PSF der drei Systeme. Obwohl die kurze Wellenläge mit 405nm deutlich außerhalb der Spezifikation liegt, gelangt sie zufriedenstellend zur Abbildung. Durch den Einsatz der zweiten Linse wird die PSF eher etwas verbessert als verschlechtert.

Die MTF erlaubt eine Beurteilung der Kontrastübertragung der Optik. Die obere schwarze Linie stellt das Ideal dar, dem die unteren buten Linien möglichst nahe kommen sollten. Außerdem ist es schön, wenn die bunten Linie immer dicht beisammen sind. Die Überschrift TH[IMS] bedeutet "Thickness Image Surface", das ist der Abstand der letzten optischen Oberfläche zur Bildebene (gemessen entlang der optischen Achse). 295mm steht für den Einzel-Achromaten, 42.1mm für die mittlere Stellung der Shapley-Linse, 26.9mm für ihren kürzesten Abstand zur Bildebene.

Was bedeutet es nun für die Auflösung, die Dispersion oder den erfaßten Wellenlängenbereich, das SNR, das Sampling ... ? Man sieht es mit Hilfe von Simspec.

Das sieht auch nicht schlecht aus, oder?

Die Auflösung geht etwa auf die Hälfte zurück, wobei nicht berücksichtigt ist, daß bei den kleineren Auflösungen ein 1x1 Binning die Sachlage wieder verbessern wird.
Die Dispersion oder der erfaßte Wellenlängenbereich verdoppeln sich etwa, das SNR für den gewählen Stern steigt von 1016 auf 1447.

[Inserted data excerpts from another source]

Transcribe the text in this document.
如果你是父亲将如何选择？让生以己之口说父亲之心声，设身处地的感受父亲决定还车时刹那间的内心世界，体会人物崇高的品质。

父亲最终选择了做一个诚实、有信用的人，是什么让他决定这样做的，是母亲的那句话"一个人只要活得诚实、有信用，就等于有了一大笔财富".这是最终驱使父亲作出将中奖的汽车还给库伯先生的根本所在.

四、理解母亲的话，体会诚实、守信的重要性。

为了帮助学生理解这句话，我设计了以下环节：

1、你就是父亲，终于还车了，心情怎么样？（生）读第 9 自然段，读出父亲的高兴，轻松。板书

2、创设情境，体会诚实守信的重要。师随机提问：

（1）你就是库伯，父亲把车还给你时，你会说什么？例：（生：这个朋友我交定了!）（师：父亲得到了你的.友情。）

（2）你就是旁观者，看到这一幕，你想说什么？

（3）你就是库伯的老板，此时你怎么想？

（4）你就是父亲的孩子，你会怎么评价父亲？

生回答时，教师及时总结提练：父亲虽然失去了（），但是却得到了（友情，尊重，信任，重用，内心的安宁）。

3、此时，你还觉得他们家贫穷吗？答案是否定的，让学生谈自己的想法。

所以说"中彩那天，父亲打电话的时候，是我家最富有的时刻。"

Um zu zeigen, das beim gleichgroßen Abtastfaktor von ca.1 (durch ein neues CCD-Binning von 1x1) sich die Dispersion, die Auflösung und das SNR wieder auf die ursprünglichen Werte einstellen, füge ich noch ein Excel-Sheet an, das die Verhältnisse für 163mm Brennweite zeigt. Bis auf die Dispersion=erfaßter Wellenlängenbereich ist wieder alles wie bei 330mm Brennweite.